Ayada - 7708 Woodside Avenue, Elmhurst, NY (Elmhurst)
Elmhurst’s Ayada serves lip-smacking noodle dishes and beautiful and elaborate main courses that somehow feel a cut above even the many other acclaimed Thai restaurants in the area. Purveyor of a spectacular pad kee mao, a popular dish featuring bouncy broad rice noodles, colorful vegetables, and the spicy perennial known as holy basil, Ayada sluices many of its dishes in how-did-they-do-that-delicious renditions of fish and soy sauce, demonstrating that the finest restaurants often nail details on the smallest and hardest-to-detect of scales. Ayada is a beacon of consistency in a culinary atmosphere that periodically seeks to intervene on tradition and make what is putatively uncool cool again. Flavors as scrumptious as those on offer at Ayada will never be uncool, though, and it’s nice to have a reminder that certain bona fides cannot be surpassed by food-world sophistry—the application of ingredients, the quality of meats, the careful balance of divergent flavors. Ayada, for my money, is New York City’s most powerful embodiment of the classic taste profiles that have helped historically to define the spectacular cuisine of Thailand.
Superiority Burger - 119 Avenue A, New York, NY 10009 (East Village)
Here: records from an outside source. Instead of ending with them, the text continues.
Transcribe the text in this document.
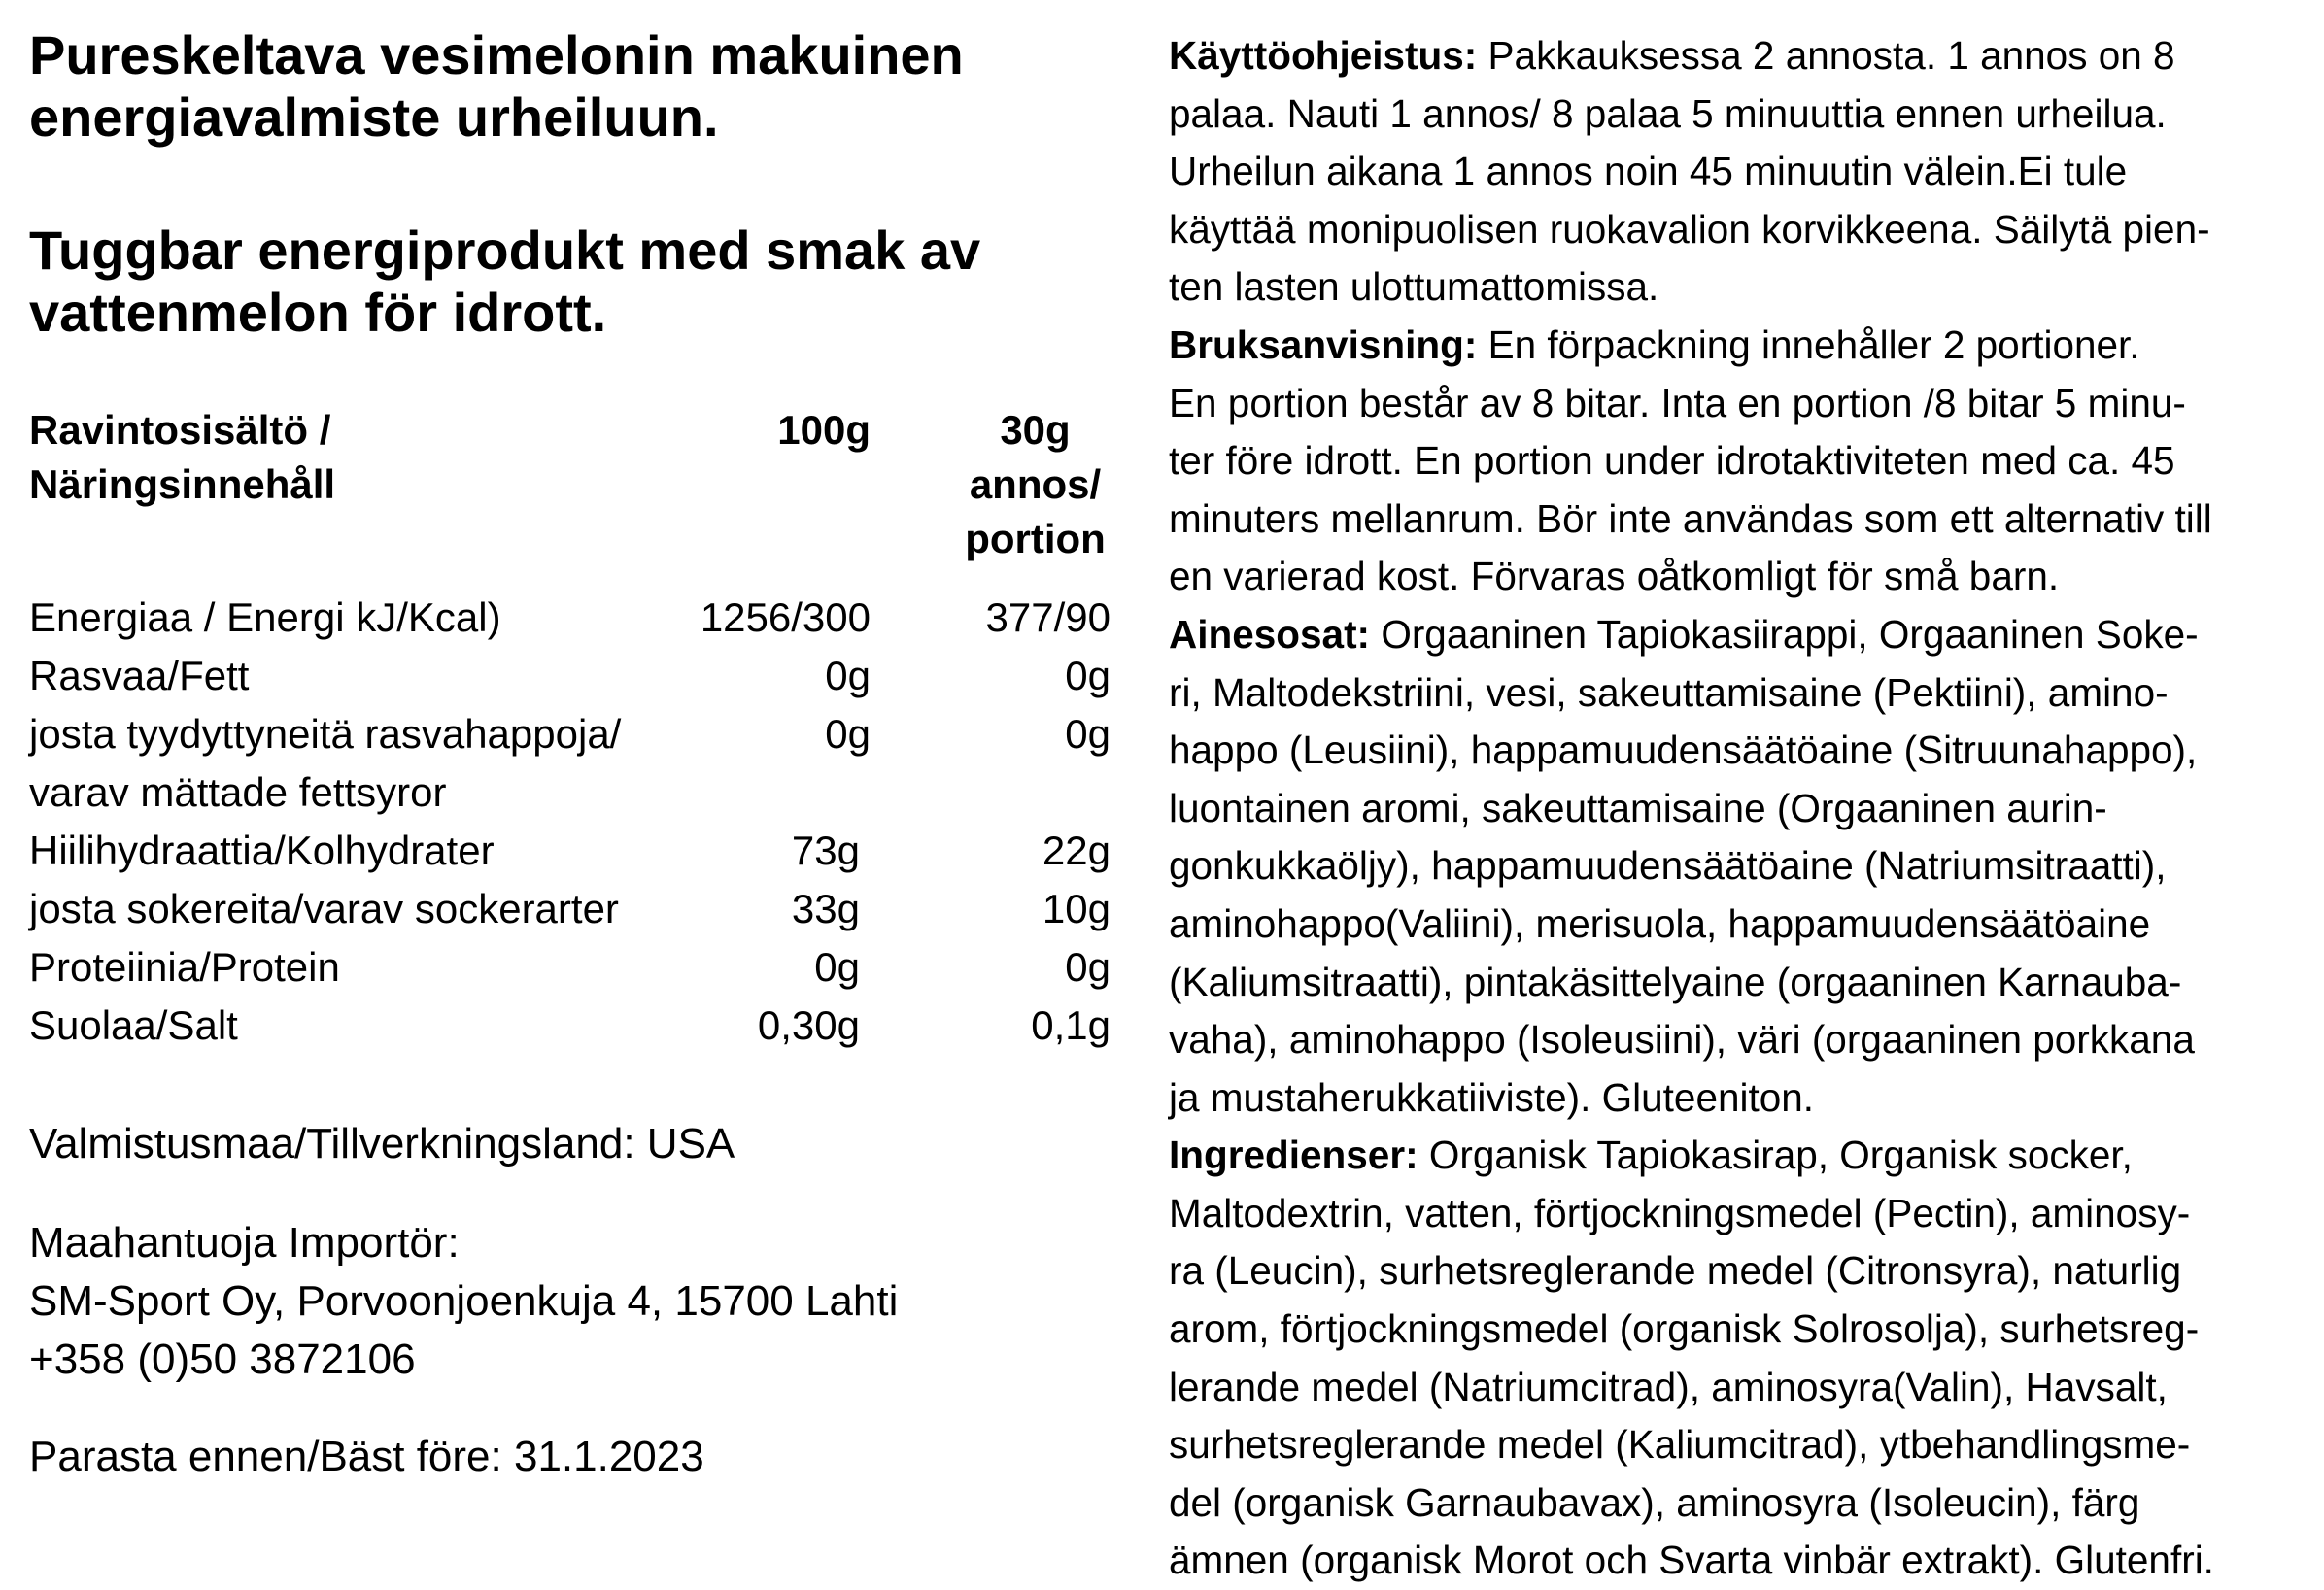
Pureskeltava vesimelonin makuinen
energiavalmiste urheiluun.
Tuggbar energiprodukt med smak av
vattenmelon för idrott.
Ravintosisältö /
Näringsinnehåll
100g	30g
annos/
portion
Energiaa / Energi kJ/Kcal)	1256/300	377/90
Rasvaa/Fett	0g	0g
josta tyydyttyneitä rasvahappoja/
varav mättade fettsyror
0g	0g
Hiilihydraattia/Kolhydrater	73g	22g
josta sokereita/varav sockerarter	33g	10g
Proteiinia/Protein	0g	0g
Suolaa/Salt	0,30g	0,1g
Valmistusmaa/Tillverkningsland: USA
Maahantuoja Importör:
SM-Sport Oy, Porvoonjoenkuja 4, 15700 Lahti
+358 (0)50 3872106
Parasta ennen/Bäst före: 31.1.2023
Käyttöohjeistus: Pakkauksessa 2 annosta. 1 annos on 8
palaa. Nauti 1 annos/ 8 palaa 5 minuuttia ennen urheilua.
Urheilun aikana 1 annos noin 45 minuutin välein.Ei tule
käyttää monipuolisen ruokavalion korvikkeena. Säilytä pien-
ten lasten ulottumattomissa.
Bruksanvisning: En förpackning innehåller 2 portioner.
En portion består av 8 bitar. Inta en portion /8 bitar 5 minu-
ter före idrott. En portion under idrotaktiviteten med ca. 45
minuters mellanrum. Bör inte användas som ett alternativ till
en varierad kost. Förvaras oåtkomligt för små barn.
Ainesosat: Orgaaninen Tapiokasiirappi, Orgaaninen Soke-
ri, Maltodekstriini, vesi, sakeuttamisaine (Pektiini), amino-
happo (Leusiini), happamuudensäätöaine (Sitruunahappo),
luontainen aromi, sakeuttamisaine (Orgaaninen aurin-
gonkukkaöljy), happamuudensäätöaine (Natriumsitraatti),
aminohappo(Valiini), merisuola, happamuudensäätöaine
(Kaliumsitraatti), pintakäsittelyaine (orgaaninen Karnauba-
vaha), aminohappo (Isoleusiini), väri (orgaaninen porkkana
ja mustaherukkatiiviste). Gluteeniton.
Ingredienser: Organisk Tapiokasirap, Organisk socker,
Maltodextrin, vatten, förtjockningsmedel (Pectin), aminosy-
ra (Leucin), surhetsreglerande medel (Citronsyra), naturlig
arom, förtjockningsmedel (organisk Solrosolja), surhetsreg-
lerande medel (Natriumcitrad), aminosyra(Valin), Havsalt,
surhetsreglerande medel (Kaliumcitrad), ytbehandlingsme-
del (organisk Garnaubavax), aminosyra (Isoleucin), färg
ämnen (organisk Morot och Svarta vinbär extrakt). Glutenfri.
The East Village’s vegan diner Superiority Burger was once a very inexpensive burger shop and is now a bit of a wallet-buster of a sit-down restaurant, which kind of sucks, but nothing else about it does: this is still the best vegan/vegetarian restaurant in all of New York City, and it’s not particularly close. Their titular burger, apparently crafted of some ungodly mix of quinoa and chickpeas and carrots, is still a tantalizing morsel, striking a perfect balance between crunchy (which seems inevitable) and chewy (which is impressive), and their new-fangled cocktails are nearly as good. Try also the frizzled onions of the “Sloppy Dave,” and their impressive range of desserts, often placed in a rotating display case on the big bar in the back. Owner and chef Brooks Headley, who used to be a punk music drummer, has somehow performed the magical sleight-of-hand of transforming his notably “DIY” hype machine into a real-ass restaurant—one, it should be noted, that’s not just somewhat but rather extraordinarily fun to hang out in—without noticeably redirecting his community-based ethos. The original Superiority Burger, on its best nights, resonated with personality—a real, genuine personality, almost certainly Brooks’ in part but also incorporating those of the people he served and hung out with. Sure, it’s a little odd to see that personality dressed all fancy all of a sudden—but we shouldn’t judge Headley or really anyone else for having seized the material opportunity to be their best selves as long as that’s really what they’re trying to be. And indeed, judging by the newly revitalized classic delicacies and the ones he’s invented in the interim, his best self is exactly who Brooks Headley is trying to be. Quoth my high school students: let the man cook.